When we began seeking out infertility treatments, we were given two referrals from my ob-gyn. They were two of the most popular, highly rated infertility clinics in Atlanta. The reviews looked good, the success rates looked good, so what could go wrong?
We chose the clinic we’d already heard of from a family member. This wasn’t something I was quite prepared to do, or even knew how to approach, so when I made an appointment, I was assigned a random doctor. This was probably my first mistake. We went in for a consultation, which seemed just fine, but that was the last time I ever saw or spoke to that doctor. What followed in the next two months was several appointments, interacting with people who never looked familiar, who stepped in for all of five minutes to do an ultrasound, say no more than ten words, and rush out the door.
The phone call breaking the news to me that my pregnancy test was negative came from some random person I’d never spoken to, who could only comment, “So that’s a bummer.”
I left this office crying on more than one occasion, and not just because I wasn’t hearing good news. I was confused. I didn’t know what to expect next or what was happening in my body at all, and I didn’t feel like I had enough opportunity to ask questions.
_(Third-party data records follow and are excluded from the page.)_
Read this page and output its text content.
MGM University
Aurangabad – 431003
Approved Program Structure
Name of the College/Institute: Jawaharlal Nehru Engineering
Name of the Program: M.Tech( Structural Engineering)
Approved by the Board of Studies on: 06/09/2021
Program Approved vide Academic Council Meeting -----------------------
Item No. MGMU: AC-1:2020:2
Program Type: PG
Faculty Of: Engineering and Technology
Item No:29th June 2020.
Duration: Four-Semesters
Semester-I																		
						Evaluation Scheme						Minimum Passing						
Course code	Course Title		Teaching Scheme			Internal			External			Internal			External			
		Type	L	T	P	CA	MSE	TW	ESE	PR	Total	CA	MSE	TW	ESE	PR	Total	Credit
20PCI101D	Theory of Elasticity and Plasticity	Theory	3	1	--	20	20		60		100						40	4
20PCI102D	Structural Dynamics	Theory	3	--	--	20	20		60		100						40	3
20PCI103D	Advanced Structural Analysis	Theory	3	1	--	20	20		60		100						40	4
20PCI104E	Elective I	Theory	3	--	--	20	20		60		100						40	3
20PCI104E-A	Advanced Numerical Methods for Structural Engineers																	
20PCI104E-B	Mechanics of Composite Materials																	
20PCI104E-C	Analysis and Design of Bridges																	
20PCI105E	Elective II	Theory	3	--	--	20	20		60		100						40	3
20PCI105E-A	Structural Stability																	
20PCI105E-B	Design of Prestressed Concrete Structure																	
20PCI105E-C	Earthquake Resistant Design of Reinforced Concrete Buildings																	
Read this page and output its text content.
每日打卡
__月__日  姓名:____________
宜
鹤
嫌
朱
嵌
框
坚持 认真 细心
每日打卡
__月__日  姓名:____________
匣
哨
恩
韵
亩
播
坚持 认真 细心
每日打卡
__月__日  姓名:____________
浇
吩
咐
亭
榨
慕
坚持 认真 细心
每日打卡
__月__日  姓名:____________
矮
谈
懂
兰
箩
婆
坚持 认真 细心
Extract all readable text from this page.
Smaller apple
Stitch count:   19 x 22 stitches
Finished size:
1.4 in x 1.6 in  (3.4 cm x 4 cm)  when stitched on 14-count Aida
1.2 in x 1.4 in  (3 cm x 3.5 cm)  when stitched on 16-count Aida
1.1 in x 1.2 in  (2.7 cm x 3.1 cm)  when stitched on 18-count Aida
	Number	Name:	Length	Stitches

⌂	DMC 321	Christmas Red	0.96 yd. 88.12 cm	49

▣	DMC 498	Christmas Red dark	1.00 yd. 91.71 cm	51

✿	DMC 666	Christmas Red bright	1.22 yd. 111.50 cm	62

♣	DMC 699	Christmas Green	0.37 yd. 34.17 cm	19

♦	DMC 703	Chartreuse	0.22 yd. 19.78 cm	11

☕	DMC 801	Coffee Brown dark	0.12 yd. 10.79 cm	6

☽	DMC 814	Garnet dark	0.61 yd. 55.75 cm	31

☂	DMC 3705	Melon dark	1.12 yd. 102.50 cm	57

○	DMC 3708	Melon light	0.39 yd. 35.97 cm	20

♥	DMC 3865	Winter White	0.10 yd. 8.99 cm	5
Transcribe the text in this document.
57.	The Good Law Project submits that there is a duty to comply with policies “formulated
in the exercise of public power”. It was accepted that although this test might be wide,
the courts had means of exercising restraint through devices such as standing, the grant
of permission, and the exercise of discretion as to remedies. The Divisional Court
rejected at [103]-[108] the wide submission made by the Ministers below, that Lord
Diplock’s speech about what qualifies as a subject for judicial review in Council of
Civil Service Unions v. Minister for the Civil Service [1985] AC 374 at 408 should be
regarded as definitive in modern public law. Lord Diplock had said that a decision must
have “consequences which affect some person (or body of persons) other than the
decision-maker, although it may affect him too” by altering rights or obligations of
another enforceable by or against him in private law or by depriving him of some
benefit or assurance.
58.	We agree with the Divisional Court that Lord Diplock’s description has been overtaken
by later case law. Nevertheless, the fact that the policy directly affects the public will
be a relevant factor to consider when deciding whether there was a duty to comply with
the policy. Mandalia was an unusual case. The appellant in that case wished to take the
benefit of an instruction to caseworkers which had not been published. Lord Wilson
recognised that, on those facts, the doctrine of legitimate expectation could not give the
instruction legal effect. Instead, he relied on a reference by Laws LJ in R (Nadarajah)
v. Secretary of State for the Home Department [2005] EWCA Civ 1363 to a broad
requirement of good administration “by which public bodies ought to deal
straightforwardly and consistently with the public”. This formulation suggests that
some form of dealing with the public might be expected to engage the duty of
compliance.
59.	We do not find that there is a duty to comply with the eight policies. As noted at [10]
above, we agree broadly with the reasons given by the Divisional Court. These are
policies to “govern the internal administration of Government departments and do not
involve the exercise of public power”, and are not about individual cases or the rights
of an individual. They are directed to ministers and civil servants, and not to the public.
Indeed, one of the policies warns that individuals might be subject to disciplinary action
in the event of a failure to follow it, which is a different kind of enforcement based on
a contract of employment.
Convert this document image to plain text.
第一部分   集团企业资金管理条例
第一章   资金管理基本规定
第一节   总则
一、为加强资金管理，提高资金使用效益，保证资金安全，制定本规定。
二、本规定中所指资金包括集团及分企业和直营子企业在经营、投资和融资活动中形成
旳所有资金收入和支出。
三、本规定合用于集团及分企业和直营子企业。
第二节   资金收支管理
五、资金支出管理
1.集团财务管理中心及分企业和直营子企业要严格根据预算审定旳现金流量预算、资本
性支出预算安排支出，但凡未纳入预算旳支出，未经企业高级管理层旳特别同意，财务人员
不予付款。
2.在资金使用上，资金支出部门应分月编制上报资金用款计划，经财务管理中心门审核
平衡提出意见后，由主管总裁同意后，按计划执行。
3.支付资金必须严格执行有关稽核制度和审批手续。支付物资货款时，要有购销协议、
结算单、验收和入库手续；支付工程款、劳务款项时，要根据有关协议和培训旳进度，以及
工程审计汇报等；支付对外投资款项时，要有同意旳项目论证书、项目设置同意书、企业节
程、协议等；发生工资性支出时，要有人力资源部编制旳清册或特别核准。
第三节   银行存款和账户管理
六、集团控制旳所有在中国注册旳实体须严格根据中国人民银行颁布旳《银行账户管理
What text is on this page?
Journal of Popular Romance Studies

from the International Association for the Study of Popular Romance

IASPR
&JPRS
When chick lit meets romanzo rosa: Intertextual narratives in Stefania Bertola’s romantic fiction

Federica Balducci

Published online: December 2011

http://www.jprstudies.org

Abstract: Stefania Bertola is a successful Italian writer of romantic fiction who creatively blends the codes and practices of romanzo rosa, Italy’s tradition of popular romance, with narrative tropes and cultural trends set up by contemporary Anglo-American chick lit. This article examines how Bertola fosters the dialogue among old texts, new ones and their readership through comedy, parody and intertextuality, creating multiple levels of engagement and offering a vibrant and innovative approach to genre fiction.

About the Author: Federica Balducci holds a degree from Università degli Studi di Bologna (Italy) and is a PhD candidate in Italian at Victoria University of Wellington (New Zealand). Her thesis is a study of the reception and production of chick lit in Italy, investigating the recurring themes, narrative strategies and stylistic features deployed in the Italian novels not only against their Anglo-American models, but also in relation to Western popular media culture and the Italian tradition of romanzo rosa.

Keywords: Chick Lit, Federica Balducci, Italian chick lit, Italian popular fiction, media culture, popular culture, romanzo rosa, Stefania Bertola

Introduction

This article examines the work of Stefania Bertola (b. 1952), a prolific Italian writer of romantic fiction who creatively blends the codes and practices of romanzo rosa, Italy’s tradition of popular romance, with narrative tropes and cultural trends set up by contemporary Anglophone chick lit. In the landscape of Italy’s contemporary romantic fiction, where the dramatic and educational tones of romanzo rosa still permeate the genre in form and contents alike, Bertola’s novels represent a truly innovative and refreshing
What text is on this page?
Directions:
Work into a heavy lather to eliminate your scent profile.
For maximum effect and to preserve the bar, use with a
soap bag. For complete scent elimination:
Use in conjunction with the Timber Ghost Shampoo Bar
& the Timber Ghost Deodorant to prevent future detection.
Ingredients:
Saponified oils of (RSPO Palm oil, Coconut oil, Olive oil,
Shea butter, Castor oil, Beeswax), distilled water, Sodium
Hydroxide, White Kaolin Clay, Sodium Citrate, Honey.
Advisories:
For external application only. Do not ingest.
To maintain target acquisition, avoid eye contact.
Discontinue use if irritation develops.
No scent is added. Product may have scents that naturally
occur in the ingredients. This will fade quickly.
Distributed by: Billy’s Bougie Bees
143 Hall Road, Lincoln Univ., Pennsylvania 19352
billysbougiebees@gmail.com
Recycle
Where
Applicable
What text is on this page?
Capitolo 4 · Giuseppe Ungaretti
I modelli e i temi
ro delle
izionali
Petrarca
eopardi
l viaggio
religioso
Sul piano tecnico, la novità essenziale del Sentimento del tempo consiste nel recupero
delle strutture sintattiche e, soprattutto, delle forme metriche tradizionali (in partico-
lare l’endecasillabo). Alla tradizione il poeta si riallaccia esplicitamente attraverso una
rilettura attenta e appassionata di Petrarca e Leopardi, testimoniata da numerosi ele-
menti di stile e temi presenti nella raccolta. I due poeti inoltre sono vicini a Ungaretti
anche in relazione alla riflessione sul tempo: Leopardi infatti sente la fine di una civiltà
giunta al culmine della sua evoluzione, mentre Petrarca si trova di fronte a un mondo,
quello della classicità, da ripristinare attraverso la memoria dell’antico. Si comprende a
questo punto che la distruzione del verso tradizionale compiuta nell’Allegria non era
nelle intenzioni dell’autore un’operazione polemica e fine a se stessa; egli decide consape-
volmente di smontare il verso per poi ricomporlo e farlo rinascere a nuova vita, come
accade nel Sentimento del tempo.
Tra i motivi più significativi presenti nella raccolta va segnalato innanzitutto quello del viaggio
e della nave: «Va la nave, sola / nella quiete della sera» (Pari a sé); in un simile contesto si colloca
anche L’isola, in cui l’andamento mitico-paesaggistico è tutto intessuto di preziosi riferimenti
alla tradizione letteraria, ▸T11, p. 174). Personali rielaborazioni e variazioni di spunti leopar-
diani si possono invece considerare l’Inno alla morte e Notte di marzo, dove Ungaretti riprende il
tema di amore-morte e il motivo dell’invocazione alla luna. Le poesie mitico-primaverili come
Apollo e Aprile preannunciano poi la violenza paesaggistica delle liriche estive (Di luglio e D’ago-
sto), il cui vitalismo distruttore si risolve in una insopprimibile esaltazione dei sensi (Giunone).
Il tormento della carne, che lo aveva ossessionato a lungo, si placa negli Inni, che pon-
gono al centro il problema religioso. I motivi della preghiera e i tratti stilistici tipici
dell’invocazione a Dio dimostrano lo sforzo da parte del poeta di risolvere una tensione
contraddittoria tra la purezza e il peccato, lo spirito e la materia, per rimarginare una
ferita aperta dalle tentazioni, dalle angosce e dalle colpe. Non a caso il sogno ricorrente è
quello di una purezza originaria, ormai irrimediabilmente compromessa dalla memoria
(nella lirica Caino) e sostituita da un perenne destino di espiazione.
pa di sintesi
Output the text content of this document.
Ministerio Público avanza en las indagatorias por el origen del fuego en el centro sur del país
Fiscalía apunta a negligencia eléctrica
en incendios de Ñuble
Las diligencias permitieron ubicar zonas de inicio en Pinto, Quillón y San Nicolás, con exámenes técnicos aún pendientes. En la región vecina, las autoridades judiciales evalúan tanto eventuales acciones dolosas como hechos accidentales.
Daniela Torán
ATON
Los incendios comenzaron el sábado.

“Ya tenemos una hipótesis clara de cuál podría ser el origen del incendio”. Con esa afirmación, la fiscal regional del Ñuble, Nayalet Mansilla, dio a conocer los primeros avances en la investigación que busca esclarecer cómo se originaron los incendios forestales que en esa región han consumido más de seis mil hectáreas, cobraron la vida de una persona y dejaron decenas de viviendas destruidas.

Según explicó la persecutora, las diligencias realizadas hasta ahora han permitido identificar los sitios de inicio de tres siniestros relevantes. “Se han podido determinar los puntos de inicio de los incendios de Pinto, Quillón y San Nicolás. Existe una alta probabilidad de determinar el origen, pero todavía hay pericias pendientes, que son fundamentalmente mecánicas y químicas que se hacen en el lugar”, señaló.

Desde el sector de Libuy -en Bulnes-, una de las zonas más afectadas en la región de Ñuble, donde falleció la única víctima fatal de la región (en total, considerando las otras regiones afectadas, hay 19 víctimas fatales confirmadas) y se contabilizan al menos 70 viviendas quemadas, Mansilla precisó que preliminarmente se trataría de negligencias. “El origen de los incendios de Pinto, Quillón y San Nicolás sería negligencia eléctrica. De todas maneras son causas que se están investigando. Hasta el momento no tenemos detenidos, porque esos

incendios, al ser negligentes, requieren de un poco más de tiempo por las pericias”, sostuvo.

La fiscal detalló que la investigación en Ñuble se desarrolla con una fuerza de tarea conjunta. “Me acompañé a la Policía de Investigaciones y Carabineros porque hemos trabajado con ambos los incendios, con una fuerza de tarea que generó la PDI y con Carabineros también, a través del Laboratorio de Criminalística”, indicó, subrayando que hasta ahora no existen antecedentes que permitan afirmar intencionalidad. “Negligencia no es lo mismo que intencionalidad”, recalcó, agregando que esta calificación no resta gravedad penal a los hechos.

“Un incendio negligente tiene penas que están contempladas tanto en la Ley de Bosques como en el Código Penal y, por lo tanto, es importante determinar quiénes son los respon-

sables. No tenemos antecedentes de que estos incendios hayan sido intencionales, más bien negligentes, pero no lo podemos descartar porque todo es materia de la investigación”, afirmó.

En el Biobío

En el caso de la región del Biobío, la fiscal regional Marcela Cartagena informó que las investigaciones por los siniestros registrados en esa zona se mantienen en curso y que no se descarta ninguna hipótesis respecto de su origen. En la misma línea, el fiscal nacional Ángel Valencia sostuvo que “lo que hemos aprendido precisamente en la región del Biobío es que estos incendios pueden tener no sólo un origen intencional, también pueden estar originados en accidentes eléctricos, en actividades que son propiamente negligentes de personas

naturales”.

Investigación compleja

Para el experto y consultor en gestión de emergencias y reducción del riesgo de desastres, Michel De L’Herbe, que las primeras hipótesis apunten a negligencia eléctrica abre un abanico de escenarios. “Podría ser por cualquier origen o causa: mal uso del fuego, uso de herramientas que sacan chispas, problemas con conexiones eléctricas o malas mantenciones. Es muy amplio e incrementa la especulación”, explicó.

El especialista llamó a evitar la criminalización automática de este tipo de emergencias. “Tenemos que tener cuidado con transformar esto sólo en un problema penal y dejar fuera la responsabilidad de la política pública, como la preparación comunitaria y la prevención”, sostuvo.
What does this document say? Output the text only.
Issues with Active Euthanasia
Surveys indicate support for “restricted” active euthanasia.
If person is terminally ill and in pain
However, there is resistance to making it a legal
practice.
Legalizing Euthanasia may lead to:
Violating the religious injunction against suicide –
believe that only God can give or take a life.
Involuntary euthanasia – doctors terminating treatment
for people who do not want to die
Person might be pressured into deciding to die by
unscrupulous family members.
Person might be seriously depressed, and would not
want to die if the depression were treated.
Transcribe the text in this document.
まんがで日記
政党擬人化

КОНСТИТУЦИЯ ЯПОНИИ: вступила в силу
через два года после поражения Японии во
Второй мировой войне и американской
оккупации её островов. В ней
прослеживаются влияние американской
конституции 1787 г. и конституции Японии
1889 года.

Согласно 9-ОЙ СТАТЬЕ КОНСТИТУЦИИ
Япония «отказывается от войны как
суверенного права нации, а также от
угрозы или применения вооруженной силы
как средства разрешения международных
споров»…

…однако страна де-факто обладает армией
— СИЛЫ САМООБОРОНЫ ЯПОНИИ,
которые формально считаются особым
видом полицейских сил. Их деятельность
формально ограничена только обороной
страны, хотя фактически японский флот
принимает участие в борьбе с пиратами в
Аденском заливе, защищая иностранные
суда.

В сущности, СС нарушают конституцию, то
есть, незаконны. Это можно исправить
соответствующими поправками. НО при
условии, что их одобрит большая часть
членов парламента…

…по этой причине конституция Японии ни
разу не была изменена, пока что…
I didn’t even know what questions to ask.
After the second cycle ended because I ovulated early, and I was blamed for not taking ovulation tests (which I wasn’t told to take), we decided not to go back. We were paying thousands of dollars for poor communication and poor care from complete strangers.
And then we made the best decision we made during infertility treatments: We switched doctors.
You might be thinking, that’s a no-brainer! But when you are dealing with an unfamiliar territory, it can be difficult to figure out if you’re just being too sensitive, expecting too much, or simply not getting it. I also questioned whether this kind of practice was typical.
My husband did some research, and found a smaller practice nearby that specialized in IVF. There were only about five staff members in the whole office, including the doctor, who was considered an “IVF pioneer”, and they were much cheaper.
Even after the first visit, we knew we’d made a good decision. We spent a long time speaking with the doctor, he did every ultrasound himself, and the nurses quickly became familiar faces who made sure we understood what was going on — we didn’t have to ask questions often, because they informed us so well, but we had plenty of chances to. It was under their care that we conceived in just four months (two of which were to let my body rest).
Unfortunately, some have limited options due to money and location, but if you are seeking infertility treatments, I encourage you to shop around. Don’t settle for a doctor who treats you like another number. You deserve to have great care and feel good about it.